Suivez mon raisonnement : depuis l’enfance, les vêtements, les ornements, la propreté, la grâce, les danses, la musique, la lecture des vers, les romans, le chant, le théâtre, le concert, à l’usage interne et externe, selon que les femmes écoutent ou exercent elles-mêmes. Avec cela une complète oisiveté physique, un soin excessif du corps, une nourriture de sucreries, succulente ; et Dieu sait comme les pauvres vierges souffrent de leur propre sensualité excitée par toutes ces choses. Neuf sur dix sont torturées, intolérablement, durant la première période de maturité — et après, si elles ne se marient pas à vingt ans. Nous ne voulons pas voir, mais ceux qui ont des yeux voient tout de même. Et même, en majorité, ces malheureuses sont tellement excitées par une sensualité cachée (et c’est encore bien si elle est cachée), qu’elles ne sont propres à rien ; elles s’animent seulement en présence des hommes. Toute leur vie se passe dans des préparatifs de coquetteries ou en coquetteries même. Devant les hommes, elles s’animent trop, elles commencent de vivre par l’énergie sensuelle, mais il suffit à l’homme de s’en aller, la vie finit.
Et cela non pas devant un certain homme, mais devant tous, pourvu qu’il ne soit pas tout à fait hideux. Vous direz que c’est une exception : non, c’est une règle. Seulement, chez les unes cela se trahit fortement, chez les autres moins, mais aucune ne vit de sa vie propre, elles dépendent toutes de l’homme. Elles ne peuvent être autrement, puisque pour elles l’attraction du plus grand nombre d’hommes est l’idéal de la vie (jeunes filles et femmes mariées), et c’est pour cette cause qu’elles n’ont pas de sentiment plus fort que celui du besoin animal de toute femelle qui cherche à attirer la plus grande quantité de mâles pour augmenter les chances du choix ; c’est ainsi dans la vie des jeunes filles, et cela continue durant le mariage : dans la vie des jeunes filles c’est nécessaire pour la sélection, dans le mariage pour dominer le mari. Une seule chose supprime ou interrompt quelque temps ces tendances, c’est les enfants, et encore quand la femme n’est pas un monstre, c’est-à-dire nourrit elle-même. Ici encore le médecin s’en mêle.
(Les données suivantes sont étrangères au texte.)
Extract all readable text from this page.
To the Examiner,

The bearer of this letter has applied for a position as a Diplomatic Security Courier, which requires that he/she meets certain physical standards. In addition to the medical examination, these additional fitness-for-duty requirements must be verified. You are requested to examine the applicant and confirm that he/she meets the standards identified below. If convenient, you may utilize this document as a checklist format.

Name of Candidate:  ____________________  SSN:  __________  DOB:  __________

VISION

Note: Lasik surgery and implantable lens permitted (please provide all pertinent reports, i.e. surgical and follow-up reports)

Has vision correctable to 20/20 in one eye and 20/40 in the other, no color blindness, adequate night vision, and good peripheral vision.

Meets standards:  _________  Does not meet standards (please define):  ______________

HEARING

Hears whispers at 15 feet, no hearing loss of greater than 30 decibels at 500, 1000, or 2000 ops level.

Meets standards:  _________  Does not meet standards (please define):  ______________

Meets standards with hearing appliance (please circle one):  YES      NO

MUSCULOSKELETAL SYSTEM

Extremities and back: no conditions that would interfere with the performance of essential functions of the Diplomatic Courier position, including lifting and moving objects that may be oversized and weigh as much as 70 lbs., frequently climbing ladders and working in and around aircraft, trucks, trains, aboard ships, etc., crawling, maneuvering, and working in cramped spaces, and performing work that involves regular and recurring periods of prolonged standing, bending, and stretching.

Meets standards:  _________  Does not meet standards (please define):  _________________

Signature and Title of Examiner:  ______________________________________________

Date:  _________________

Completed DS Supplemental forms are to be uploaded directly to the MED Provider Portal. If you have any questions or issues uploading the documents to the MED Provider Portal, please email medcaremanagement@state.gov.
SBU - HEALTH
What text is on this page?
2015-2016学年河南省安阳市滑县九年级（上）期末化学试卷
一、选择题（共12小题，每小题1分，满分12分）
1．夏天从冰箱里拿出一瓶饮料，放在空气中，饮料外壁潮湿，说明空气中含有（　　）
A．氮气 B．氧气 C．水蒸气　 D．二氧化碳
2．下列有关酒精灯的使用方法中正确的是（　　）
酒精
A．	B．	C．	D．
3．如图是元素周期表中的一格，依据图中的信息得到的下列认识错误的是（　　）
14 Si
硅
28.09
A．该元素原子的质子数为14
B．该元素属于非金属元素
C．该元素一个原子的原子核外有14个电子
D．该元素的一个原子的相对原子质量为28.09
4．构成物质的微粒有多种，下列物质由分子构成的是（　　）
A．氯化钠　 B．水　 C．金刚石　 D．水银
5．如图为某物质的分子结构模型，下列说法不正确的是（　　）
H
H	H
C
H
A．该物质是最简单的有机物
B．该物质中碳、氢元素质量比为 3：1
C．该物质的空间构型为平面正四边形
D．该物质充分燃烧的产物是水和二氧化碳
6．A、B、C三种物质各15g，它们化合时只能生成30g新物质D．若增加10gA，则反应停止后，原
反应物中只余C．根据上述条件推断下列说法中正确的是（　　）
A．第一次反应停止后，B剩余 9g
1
Avec ma femme qui voulait elle-même nourrir et qui a nourri ses six enfants, il est advenu que le premier enfant fut souffrant. Les médecins, qui cyniquement la déshabillèrent et la tâtèrent partout, et que je dus remercier et payer pour ces actes, ces chers médecins trouvèrent qu’elle ne devait pas nourrir et elle fut momentanément privée du seul remède à la coquetterie. C’est une nourrice qui acheva de nourrir ce premier-né, c’est-à-dire que nous profitâmes de la pauvreté et de l’ignorance d’une femme pour la voler à son petit en faveur du nôtre, et nous l’habillâmes pour cela d’un kokoschnik avec des galons d’or. Toutefois, là n’est pas la question, mais de ce que se réveilla en ma femme cette coquetterie endormie durant qu’elle allaitait. Grâce à cela, elle raviva en moi les tourments de la jalousie que j’avais connus jadis, mais à un degré beaucoup moindre.